Shane Macaulay from Security Objectives won the laptop by exploiting an Adobe Flash zero-day vulnerability. The vulnerability was disclosed to Adobe, which is reportedly working on the issue. No other information is available about the Adobe flaw. Macaulay also won a $5,000 cash prize.

At the end of the last day of the three-day hacker challenge, which was sponsored by 3Com's TippingPoint , only the Sony VAIO laptop running Ubuntu (Linux) was left standing.

Shifting Rules

The first day of the contest, hackers were only allowed to hack into the computers over a network . No one was able to claim the prizes. On the second day, the rules changed. Contestants were allowed to use the machines to visit Web sites and open e-mail messages.

That rule change made it possible for Charlie Miller, a researcher at Independent Security Evaluators, to hack the MacBook Air using the Safari browser within two minutes.

But the Vista and Ubuntu laptops seemingly remained airtight. On the third day of the contest, the judges again broadened the rules, opening up the scope beyond just default installed applications on those laptops to any popular third-party application, such as Adobe's Acrobat Reader, the Firefox browser, and voice-over-IP program Skype.
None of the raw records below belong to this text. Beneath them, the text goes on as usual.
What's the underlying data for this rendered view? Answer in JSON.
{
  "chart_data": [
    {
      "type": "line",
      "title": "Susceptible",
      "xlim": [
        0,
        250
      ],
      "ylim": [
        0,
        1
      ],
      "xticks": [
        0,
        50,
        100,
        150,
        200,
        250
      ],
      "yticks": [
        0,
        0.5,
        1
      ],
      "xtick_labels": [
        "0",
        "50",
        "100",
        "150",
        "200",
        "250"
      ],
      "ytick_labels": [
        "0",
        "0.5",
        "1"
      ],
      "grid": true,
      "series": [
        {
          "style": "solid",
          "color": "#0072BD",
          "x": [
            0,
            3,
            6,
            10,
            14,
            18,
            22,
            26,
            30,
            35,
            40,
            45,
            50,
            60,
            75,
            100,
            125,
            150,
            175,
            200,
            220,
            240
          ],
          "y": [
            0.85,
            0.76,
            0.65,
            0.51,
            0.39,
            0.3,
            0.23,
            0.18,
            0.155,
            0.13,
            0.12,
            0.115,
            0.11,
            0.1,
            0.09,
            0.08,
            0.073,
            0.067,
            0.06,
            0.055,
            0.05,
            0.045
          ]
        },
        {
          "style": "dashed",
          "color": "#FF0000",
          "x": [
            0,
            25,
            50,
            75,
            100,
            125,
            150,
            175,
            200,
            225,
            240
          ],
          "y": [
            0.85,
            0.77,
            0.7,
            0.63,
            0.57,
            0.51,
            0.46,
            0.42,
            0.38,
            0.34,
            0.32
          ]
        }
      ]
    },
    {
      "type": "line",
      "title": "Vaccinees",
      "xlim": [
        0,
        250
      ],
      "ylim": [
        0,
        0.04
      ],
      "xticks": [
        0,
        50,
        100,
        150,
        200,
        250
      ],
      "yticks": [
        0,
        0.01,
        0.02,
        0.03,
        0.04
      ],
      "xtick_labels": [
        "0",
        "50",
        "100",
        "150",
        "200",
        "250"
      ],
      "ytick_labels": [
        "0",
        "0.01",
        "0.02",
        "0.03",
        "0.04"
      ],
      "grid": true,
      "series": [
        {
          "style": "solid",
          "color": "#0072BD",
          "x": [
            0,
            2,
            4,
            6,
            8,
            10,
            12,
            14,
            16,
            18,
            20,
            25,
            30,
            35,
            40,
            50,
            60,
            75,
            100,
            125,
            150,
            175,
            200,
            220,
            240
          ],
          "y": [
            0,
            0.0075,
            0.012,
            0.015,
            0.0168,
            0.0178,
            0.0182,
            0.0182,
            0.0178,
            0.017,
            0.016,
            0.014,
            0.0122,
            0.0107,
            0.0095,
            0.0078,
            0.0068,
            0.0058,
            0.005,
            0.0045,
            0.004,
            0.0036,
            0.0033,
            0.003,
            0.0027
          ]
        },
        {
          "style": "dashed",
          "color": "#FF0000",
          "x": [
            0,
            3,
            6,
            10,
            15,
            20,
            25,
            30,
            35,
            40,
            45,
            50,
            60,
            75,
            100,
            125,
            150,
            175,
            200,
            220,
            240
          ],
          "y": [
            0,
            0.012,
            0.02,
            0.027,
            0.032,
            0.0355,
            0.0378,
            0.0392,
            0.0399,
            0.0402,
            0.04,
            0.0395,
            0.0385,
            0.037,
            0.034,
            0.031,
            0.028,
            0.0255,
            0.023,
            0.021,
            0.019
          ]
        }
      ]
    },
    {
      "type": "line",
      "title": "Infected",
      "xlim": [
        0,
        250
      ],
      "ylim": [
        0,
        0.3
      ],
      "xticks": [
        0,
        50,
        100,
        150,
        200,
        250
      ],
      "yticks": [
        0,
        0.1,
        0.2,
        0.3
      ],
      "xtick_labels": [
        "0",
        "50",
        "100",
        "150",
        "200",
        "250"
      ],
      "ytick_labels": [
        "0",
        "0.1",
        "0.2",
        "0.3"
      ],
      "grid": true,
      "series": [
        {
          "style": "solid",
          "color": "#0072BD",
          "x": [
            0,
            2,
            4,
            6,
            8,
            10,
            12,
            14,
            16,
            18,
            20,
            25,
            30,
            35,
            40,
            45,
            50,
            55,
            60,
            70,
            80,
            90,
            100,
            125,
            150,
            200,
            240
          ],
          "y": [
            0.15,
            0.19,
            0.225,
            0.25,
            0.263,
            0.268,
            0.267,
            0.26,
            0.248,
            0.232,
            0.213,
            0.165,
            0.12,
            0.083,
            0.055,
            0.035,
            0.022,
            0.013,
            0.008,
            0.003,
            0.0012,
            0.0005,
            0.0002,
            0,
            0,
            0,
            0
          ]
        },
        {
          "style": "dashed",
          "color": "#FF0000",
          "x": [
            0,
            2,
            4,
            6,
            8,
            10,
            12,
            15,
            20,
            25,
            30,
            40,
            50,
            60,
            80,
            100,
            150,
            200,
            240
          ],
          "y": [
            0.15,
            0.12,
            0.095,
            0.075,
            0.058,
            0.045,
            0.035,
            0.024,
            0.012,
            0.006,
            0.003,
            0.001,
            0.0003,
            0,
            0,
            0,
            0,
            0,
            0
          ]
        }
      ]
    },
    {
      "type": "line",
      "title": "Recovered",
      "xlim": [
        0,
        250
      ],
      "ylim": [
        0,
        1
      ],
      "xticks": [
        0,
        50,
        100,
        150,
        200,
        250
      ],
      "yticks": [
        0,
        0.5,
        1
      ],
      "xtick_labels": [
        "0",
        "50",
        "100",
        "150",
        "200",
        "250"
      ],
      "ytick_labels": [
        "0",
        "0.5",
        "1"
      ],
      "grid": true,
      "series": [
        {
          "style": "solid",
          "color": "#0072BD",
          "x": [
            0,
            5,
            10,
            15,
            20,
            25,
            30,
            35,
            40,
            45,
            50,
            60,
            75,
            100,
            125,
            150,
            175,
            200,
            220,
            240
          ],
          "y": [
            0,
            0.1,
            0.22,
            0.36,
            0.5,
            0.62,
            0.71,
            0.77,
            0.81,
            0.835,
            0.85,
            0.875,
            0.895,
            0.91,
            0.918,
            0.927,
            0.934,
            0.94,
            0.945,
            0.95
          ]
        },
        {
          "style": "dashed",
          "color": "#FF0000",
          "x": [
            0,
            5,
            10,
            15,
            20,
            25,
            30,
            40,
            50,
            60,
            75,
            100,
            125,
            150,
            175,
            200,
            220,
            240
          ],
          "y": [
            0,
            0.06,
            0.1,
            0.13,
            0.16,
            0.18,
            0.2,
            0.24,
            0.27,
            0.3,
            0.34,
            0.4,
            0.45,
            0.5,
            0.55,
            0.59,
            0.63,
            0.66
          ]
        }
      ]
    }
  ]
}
Macaulay installed Adobe Flash on the laptops and proceeded to compromise the system. Macaulay had some help from Security Objectives colleague Derek Callaway and independent researcher Alexander Sotirov.

Means Justifies the End

Contests such as this tend to be high profile and gain a great deal of attention, but people need to realize that similar vulnerabilities are discovered every day and many stay hidden in the underground where they are used by attackers for some time before they're patched, according to Michael Sutton, director of security research at Safe Channel and a former director at VeriSign iDefense.

"Third-party researchers deserve to be rewarded for the considerable work that goes into uncovering vulnerabilities, so long as they handle the issues responsibly and report them to the appropriate parties to ensure that patches are created and distributed," Sutton said. "In this case, the contest does just that, so the end justifies the means."

Client-side vulnerabilities like the ones exploited in the hacking contest are an increasingly popular attack vector. It's easy to protect a single server that's guarded by a well-designed fortress of controls, Sutton explained, but it's a nightmare to secure thousands of client-side applications under the control of nonsecurity-savvy end users.